October 28, 2016
Use the Proper Method for Monitoring Batch Processes
When monitoring solution characteristics from chemical batches there are three sources of variation - average over time, within-batch and batch-to-batch. In this example we are mixing paint. The key characteristic is percent solids. The specification limits are 7.7 ± 0.3. To verify homogeneity, ten samples (Table 1) are taken from each batch at various locations inside the mixing vessel (Figure 1). We will first look at the most obvious, but incorrect, way to analyze the data. Next, we will analyze the same data with an ingenious method that has been around for years but is largely not supported in off-the-shelf SPC software.
Since this alternative approach is not well known, it still enjoys the status of "trade secret." However, usingInfinityQS SPC, the methods described in this example are fully supported.
The Incorrect Analysis - Using Traditional Control Chart
If we only had traditional control charts available to us, we would be inclined to treat the ten readings within each batch as a subgroup of size 10. The control chart would most likely be the X-bar and S chart (Figure 2).
Figure 2: Incorrect Analysis. The control limits on the top chart are too tight because they are incorrectly based on within-batch variability instead of the batch-to-batch variability.
This approach incorrectly uses the within-batch sigma (based off the centerline on the sigma chart) in the control limit calculations in the batch-to-batch chart (the X-bar chart). This common mistake typically results in the pattern illustrated in Figure 2 - the control limits on the X-bar chart are not representative of the plot points. In this case, the control limits are very tight. This indicates that the within-batch variability is much smaller than the batch-to-batch variability.
The Correct Analysis - Using a 3D Control Chart
What we really need is two charts to track the variability - a moving-range chart for batch-to-batch variability and a sigma chart (since the within-batch subgroup size is 10) for the within-batch variability. We now use the centerline off the batch-to-batch moving-range chart in the calculations for the batch-to-batch X-bar chart. Figure 3 shows the same data, but with the additional moving-range chart and the correct control limits on the X-bar chart. (Because of how InfinityQS SPC processes the data, the top chart is now treated as an individuals chart - IX).
Figure 3: Correct Analysis. 3D control chart. The Moving R chart displays the batch-to-batch variability and the S(within) chart displays the within-batch variability. Control limits on the top chart are based off the Moving R centerline. The statistics on the right side of the chart are broken down into batch-to-batch (Piece), within-batch (Within) and total variability components.
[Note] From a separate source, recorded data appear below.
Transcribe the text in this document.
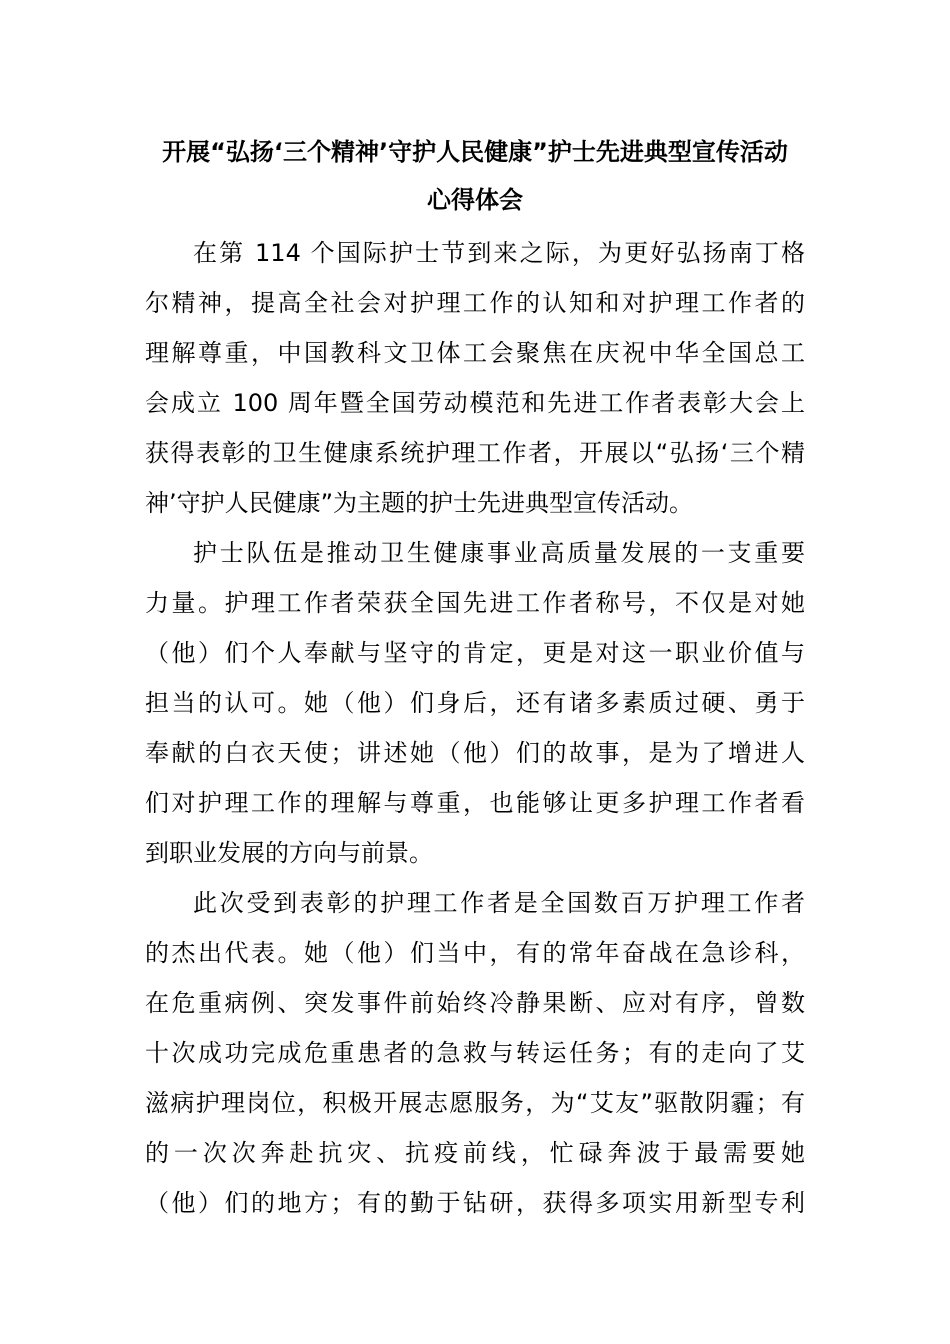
开展“弘扬‘三个精神’守护人民健康”护士先进典型宣传活动
心得体会
在第 114 个国际护士节到来之际，为更好弘扬南丁格
尔精神，提高全社会对护理工作的认知和对护理工作者的
理解尊重，中国教科文卫体工会聚焦在庆祝中华全国总工
会成立 100 周年暨全国劳动模范和先进工作者表彰大会上
获得表彰的卫生健康系统护理工作者，开展以“弘扬‘三个精
神’守护人民健康”为主题的护士先进典型宣传活动。
护士队伍是推动卫生健康事业高质量发展的一支重要
力量。护理工作者荣获全国先进工作者称号，不仅是对她
（他）们个人奉献与坚守的肯定，更是对这一职业价值与
担当的认可。她（他）们身后，还有诸多素质过硬、勇于
奉献的白衣天使；讲述她（他）们的故事，是为了增进人
们对护理工作的理解与尊重，也能够让更多护理工作者看
到职业发展的方向与前景。
此次受到表彰的护理工作者是全国数百万护理工作者
的杰出代表。她（他）们当中，有的常年奋战在急诊科，
在危重病例、突发事件前始终冷静果断、应对有序，曾数
十次成功完成危重患者的急救与转运任务；有的走向了艾
滋病护理岗位，积极开展志愿服务，为“艾友”驱散阴霾；有
的一次次奔赴抗灾、抗疫前线，忙碌奔波于最需要她
（他）们的地方；有的勤于钻研，获得多项实用新型专利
The vertical (tier) lines on the IX chart’s plot points represent the within-batch variability. These lines are displayed only for illustration purposes. Notice that the within-batch variability of batch #7 is much greater than the others. However, this variability is limited to within the batch and does not show up as a special cause on the IX chart or the Moving R chart.
There are many cases where both within subgroup and between subgroup sources of variability need to be monitored. In those cases, the 3D chart is the solution.